During her research she found secondary data and folklore on patteda anchu.
Historical details are: Patteda anchu saree was woven in and around the villages of Gajendragarh, Belgaum, Raichur, Kodal, Bidar, Bellary, Gulbarga and Dharwad in 10th Century. This saree is named after its border and checks pattern but is also known as dundina seere, devaru seere or laxmi seere or pooja seere. Made in cotton, it was specifically designed for women working in the farms, being only 38” wide and 6 yards in a coarse 20’s count. The saree has specific colour palette including mustard, maroon, pink and green.
Reference from books and priests revealed that in the 10th century Patteda anchu saree was offered to goddess Yellamma Saundatti. Patteda anchu wedding saris are normally woven in shades of red checks with broad mustard border and is considered very auspicious.
Dr.Jain got a rag of patteda anchu from former devdasi (around 85 year old) as she tested the rag it was discovered that the sample was almost 200 year old. This was break through for her to revive the saree as the traditional format with modern colour palette.
She revived the farmers sarees which are ready to wear saree like denims; no need of stitch fall or do beading on the edges. The historical evidences prove that these farmers saree were worn in 10th century. They were lost to globalisation and the introduction of synthetic yarns not only killed the cotton saree craft but also killed artisans livelihood.
Punarjeevana had launched the revived craft Patteda Anchu in 2015 Bangalore in collaboration with Dastkari Haat samiti and Registry of saree (100 saree pact).
The cluster Punarjeevana was started with revival project slowly and steadily it was converted into a sustenance model to survive the craft and artisans. The cluster was started with 2 weavers and today 45 artisans are working under the umbrella of Punarjeevana.
Punarjeevana has tirelessly gone on to revive other weaves such as Gomi Teni, hubli, sada pata, sudha kadi, lakundi, Gajju and dhotra sarees.

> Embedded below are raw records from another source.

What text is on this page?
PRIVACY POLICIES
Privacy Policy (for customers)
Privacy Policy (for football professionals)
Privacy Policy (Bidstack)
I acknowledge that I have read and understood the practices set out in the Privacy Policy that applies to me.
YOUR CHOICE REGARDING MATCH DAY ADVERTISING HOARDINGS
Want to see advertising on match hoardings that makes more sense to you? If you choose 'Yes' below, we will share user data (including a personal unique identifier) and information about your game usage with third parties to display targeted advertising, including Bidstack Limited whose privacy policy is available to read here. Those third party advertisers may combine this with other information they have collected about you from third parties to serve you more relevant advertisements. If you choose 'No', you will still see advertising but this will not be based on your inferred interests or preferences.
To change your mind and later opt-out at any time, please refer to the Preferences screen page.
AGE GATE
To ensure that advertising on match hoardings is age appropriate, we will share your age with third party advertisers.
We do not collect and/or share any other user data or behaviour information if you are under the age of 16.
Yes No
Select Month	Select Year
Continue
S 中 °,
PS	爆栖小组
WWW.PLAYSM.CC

In march 2018 Punarjeevana launched second revival Sari Gomi Teni at Bangalore Craft Council store Kamalini which is also a great success. Gomi Teni as per historical research shows its a craft from 12th century. Gomi teni was usually gifted to the daughter and the daughter in law during their pregnancy.
The design on the gomi teni is a symbolic representation of jowar (Millet) which is extensively grown in north karnataka.
Punarjeevana went on to launch their third revival sari in Jan 2019 called Hubli saree. It was launched at Bangalore and Chennai. A weaver’s 85 year old father Hussain saab confirmed existence of the Hubli Saree, which he had been seen his father weaving, when he was 16 year old. Those days this saree was extensively woven in Gajendragad, Bagalkot and Gadag. Scientific testing of the sample received during the investigation has revealed the age of the fabric to be around 103 years old.
Hubli saree was worn mostly by married countrywomen. The pattern of the border was called gadi dadi and the flowers in it symbolizes beauty and elegance. This pattern is also used in saris like: Ilkal, Narayan peth and other saris from south of India these days. The warp is always in off white (kora) colour whereas the body and contrast weft, gives a bright shoot of colours leading to dhoop chhaav (Shadow) effect. It always has bright borders.
Punarjeevana in October 2019 launched another natural dyed khadi patteda anchu at dastkari haat samiti studio in New delhi.
Punarjeevanahave launched various other revivals such as lakundi, sada pata, dhotra and sudha kadi sarees.
All these sarees were revived with the blend of traditional weaves and their innovative signature of ready to wear and zero maintenance.
This innovation was achieved using the combination of coarser and finer yarns in warp and weft. Each sarees comes with two pallus - one pallu is formal and other one is casual with striking colours. Younger sari wearers today, love the concept of ready to wear sarees. The sarees were traditionally available in one colour palette maroon with mustard border, we introduced ganga jamuna border in our collection with striking pallus. punarjeevana, It was appreciated by their esteemed customers. The sarees are woven on handloom which do not require any electric energy, and are dyed with ecofriendly dyes and natural dyes, packaging material used is upcycled material the whole system is sustainable for environment and reduces carbon footprints.